Joliet Diocese officials declined to comment on the lawsuit but expressed concern about Komp's welfare.

The lawsuit says Komp was interested in becoming a priest and was encouraged to form a close relationship with Ruffalo.

The lawsuit accuses Ruffalo of getting underage boys, including Komp, drunk. According to the suit, the abuse occurred in Cook and Will counties and in Ruffalo's car. Komp also spend the night at the rectory with Ruffalo, the lawsuit says.

The lawsuit charges the Joliet Diocese with negligent supervision, breach of its duty to control Ruffalo's conduct, and its duty to protect Komp, failure to perform non-delegable duty and civil conspiracy.

The civil conspiracy charge accuses the Catholic Church of opening private psychiatric treatment centers across the country in the 1960s solely to treat priests and religious brothers accused of child sexual abuse.

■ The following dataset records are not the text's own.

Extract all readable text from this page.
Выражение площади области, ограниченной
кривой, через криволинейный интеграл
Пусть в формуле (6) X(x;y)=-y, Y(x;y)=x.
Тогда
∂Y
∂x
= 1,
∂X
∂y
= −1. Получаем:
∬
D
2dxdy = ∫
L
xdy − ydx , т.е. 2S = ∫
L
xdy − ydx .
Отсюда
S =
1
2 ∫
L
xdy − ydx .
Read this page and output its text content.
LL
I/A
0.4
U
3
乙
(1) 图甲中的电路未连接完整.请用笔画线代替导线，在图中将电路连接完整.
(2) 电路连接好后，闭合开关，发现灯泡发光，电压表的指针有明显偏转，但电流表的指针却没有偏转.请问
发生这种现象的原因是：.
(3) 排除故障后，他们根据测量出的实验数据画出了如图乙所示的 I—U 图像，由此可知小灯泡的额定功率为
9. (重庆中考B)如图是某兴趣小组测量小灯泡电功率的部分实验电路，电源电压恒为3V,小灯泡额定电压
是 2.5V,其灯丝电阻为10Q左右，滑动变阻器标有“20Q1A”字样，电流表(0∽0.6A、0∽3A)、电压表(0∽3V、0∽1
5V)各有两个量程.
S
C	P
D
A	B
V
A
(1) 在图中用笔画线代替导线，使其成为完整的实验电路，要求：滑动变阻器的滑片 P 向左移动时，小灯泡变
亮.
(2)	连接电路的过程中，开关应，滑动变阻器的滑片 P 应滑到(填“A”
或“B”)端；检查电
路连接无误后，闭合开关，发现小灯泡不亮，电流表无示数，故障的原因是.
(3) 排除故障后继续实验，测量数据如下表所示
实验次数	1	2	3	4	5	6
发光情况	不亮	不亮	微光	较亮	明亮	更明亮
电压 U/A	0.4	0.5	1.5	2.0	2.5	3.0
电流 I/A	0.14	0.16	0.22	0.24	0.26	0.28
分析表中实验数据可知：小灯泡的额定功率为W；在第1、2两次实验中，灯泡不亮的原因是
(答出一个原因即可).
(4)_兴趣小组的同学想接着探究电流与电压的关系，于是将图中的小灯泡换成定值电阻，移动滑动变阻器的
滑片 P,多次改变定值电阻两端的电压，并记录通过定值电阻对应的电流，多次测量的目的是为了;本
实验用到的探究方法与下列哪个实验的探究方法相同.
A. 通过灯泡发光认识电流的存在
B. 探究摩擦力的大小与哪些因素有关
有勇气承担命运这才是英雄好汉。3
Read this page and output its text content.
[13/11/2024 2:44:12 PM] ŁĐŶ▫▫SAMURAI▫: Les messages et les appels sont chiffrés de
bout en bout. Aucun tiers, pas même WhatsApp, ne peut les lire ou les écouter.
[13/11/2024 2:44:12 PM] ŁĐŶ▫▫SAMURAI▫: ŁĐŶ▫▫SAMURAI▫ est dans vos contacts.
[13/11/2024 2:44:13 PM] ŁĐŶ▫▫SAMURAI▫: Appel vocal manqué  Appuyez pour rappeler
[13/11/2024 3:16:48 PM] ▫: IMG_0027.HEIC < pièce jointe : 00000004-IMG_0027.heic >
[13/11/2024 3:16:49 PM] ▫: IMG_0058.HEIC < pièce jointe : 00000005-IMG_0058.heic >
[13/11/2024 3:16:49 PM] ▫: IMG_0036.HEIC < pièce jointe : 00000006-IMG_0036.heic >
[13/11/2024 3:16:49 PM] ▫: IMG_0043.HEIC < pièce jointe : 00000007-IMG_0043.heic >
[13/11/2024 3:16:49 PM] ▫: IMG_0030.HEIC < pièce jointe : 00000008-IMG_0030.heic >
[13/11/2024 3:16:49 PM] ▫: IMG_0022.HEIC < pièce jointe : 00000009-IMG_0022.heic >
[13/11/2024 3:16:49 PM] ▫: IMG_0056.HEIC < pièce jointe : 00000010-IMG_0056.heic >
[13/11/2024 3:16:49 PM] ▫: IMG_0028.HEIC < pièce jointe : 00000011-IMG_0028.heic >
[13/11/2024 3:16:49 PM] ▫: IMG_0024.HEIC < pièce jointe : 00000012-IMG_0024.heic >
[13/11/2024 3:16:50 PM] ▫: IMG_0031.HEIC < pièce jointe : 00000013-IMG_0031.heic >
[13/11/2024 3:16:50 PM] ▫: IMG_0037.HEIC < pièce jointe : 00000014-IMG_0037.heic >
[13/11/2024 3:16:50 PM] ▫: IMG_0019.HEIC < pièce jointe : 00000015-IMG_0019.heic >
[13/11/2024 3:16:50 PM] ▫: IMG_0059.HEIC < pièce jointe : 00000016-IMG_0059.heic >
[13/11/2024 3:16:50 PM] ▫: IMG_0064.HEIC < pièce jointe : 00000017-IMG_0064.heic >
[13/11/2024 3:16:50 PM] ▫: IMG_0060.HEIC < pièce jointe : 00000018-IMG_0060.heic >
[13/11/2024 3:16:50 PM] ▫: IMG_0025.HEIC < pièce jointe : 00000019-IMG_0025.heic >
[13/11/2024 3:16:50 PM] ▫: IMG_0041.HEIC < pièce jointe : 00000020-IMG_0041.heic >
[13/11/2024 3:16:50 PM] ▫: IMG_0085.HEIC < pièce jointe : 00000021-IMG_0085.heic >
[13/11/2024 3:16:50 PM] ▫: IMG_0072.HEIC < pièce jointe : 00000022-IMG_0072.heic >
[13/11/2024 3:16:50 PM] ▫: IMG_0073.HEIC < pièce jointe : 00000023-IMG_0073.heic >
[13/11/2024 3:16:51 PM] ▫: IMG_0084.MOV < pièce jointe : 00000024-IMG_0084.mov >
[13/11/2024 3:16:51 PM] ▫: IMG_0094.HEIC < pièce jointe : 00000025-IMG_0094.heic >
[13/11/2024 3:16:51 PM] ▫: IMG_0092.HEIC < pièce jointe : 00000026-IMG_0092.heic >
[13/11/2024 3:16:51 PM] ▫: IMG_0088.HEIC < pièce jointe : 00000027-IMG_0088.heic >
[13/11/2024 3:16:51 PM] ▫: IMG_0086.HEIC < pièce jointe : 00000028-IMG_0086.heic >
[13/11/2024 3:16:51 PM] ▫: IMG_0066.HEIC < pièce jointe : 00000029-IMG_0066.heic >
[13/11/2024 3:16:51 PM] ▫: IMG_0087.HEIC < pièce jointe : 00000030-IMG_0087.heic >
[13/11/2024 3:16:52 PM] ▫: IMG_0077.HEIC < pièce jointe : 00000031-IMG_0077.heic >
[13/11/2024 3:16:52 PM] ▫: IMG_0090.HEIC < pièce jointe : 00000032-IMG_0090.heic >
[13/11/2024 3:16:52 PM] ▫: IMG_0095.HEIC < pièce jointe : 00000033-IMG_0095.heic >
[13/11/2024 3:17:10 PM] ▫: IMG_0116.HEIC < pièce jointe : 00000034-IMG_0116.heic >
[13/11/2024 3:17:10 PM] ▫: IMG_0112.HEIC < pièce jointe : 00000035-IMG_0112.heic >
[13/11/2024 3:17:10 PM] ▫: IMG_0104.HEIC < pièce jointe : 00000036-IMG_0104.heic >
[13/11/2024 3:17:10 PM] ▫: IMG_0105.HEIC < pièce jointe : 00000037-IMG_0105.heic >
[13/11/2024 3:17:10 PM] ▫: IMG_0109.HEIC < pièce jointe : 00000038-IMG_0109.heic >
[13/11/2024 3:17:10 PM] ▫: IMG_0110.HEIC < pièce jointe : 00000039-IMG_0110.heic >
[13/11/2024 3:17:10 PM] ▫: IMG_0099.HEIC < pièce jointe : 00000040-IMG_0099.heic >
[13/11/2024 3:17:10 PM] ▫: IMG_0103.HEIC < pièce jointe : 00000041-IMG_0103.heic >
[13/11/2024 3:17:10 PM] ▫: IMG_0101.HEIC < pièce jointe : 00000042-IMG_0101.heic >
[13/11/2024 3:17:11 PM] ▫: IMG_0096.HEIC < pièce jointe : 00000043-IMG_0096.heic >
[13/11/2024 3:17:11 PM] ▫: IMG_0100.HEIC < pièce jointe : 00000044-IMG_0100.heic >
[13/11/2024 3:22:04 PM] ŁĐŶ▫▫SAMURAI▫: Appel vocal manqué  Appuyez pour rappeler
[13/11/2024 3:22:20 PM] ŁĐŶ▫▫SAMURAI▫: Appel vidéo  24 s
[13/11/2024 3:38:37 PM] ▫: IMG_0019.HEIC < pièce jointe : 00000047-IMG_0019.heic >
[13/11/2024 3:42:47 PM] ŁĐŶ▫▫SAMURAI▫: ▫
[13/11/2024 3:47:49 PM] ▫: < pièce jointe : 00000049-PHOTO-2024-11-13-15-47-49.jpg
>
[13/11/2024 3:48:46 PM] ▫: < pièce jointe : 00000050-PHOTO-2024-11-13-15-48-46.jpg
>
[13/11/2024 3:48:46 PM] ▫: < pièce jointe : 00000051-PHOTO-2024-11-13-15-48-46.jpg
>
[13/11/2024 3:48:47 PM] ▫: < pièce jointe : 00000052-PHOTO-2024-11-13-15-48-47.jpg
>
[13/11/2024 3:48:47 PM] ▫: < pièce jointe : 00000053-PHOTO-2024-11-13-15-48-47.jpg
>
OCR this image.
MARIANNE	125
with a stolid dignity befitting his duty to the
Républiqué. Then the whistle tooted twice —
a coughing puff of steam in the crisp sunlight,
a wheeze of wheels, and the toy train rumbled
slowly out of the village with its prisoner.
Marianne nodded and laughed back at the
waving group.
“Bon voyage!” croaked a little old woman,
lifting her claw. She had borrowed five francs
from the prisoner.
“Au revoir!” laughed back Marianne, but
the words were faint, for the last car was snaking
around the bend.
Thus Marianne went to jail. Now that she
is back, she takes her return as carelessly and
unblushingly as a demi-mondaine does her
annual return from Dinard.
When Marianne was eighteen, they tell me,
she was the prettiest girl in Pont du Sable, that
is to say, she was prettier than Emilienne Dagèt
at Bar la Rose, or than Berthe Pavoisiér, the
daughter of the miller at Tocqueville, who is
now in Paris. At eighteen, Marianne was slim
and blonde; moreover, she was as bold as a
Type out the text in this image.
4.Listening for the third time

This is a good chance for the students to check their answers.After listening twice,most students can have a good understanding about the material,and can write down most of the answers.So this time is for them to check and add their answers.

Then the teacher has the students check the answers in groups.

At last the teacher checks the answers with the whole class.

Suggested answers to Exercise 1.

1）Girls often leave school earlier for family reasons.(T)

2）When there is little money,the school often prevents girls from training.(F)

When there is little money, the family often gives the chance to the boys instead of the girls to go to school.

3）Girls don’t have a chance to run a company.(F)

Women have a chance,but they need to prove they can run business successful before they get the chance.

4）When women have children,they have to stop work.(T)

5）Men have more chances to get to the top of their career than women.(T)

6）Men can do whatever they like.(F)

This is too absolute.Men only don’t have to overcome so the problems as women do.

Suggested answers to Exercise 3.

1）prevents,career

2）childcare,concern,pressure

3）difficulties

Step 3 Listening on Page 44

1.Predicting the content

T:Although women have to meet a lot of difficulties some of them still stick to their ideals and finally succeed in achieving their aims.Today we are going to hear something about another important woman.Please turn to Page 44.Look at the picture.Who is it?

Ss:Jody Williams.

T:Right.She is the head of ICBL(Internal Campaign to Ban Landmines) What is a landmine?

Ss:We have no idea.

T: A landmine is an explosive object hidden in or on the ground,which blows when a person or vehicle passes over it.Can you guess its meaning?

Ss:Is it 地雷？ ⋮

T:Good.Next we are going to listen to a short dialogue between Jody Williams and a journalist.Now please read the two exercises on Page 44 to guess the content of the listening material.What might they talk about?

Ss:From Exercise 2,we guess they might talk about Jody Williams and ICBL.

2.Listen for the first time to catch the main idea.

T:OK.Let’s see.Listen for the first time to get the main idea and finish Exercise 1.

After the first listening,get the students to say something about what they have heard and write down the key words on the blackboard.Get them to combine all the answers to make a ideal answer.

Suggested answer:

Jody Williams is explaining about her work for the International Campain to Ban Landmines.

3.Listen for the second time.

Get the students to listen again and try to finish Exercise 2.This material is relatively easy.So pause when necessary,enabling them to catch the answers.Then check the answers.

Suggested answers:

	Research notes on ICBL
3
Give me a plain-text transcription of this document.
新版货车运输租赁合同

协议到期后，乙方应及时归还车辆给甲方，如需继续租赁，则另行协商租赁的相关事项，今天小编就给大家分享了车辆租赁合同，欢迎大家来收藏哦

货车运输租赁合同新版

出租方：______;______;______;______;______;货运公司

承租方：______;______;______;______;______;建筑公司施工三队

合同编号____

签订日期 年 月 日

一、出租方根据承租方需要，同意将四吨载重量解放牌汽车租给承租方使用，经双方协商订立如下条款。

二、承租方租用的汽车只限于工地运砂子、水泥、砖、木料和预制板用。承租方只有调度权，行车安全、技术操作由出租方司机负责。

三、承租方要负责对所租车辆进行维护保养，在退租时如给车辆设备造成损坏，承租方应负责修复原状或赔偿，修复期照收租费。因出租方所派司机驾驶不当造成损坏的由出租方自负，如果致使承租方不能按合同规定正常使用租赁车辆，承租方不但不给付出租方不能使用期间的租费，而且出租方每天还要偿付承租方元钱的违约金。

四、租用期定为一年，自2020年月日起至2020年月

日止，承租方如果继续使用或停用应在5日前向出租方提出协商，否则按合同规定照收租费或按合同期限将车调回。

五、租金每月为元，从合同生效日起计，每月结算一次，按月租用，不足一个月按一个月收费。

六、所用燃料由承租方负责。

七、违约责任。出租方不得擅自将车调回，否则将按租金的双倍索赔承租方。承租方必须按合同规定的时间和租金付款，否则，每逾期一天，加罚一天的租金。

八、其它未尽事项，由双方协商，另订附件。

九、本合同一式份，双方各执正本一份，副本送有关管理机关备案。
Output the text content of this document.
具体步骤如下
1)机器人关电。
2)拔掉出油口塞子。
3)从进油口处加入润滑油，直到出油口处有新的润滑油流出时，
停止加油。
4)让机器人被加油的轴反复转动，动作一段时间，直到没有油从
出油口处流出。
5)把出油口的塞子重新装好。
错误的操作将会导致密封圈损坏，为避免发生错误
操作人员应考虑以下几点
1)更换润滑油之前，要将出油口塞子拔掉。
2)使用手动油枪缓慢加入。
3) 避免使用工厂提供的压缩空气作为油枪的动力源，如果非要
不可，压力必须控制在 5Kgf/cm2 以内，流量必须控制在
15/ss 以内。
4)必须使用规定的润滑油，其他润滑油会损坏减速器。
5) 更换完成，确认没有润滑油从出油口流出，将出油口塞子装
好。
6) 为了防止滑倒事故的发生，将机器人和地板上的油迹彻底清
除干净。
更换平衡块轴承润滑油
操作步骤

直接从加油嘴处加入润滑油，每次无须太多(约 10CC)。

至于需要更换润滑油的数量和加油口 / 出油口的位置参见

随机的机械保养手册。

Dioceses across the country, including Joliet, handled cases of abuse "in such uniform fashion as to demonstrate a common plan...to conceal these crimes from the public by failing to report and thus avoiding criminal prosecution," the suit says.

"They (Catholic bishops) knew they had problems with priests for a long time....but my parents didn't know it, nobody's parents knew it until these suits started getting filed," Klest said.

Komp is seeking at least $600,000 in damages. He is "doing better," Klest said, and is working and caring for his wife and two children.